With county, state and federal funding, FSAMM acquired land for the first two houses from the landbank and began construction in October 2013. A ribbon cutting took place in July 2014 and the apartments officially opened August 1, 2014, after an application period.

Demographics show a need for more housing of this kind as Baby Boomers age and live longer.

“Michigan’s age 60 and older population exceeds 2 million, has increased by over 50,000 in 2014 and will continue at that level of annual increases throughout the rest of the decade, according to the U.S. Census Bureau,’’ stated FSAMM in its formal written presentation. “This represents a growth rate of 141 more seniors each day. In contrast, every other age group is expected to decline. Michigan has more seniors age 60 or older than school age children ages 5 to 19.”
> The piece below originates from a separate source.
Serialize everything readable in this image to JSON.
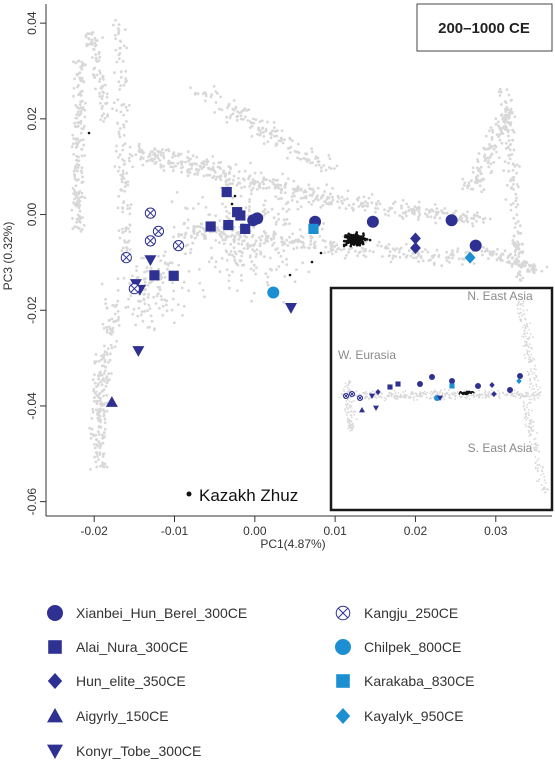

Trends indicate considerable growth in the number of Americans who will need long-term services and support in coming decades.

Tommasulo said the letter of support from the township board will be included in the funding application packet. FSAMM receives funding from the U.S. Department of Housing and Urban Development, the Michigan Community Housing Development Corporation and the Genesee County Metropolitan Planning Commission.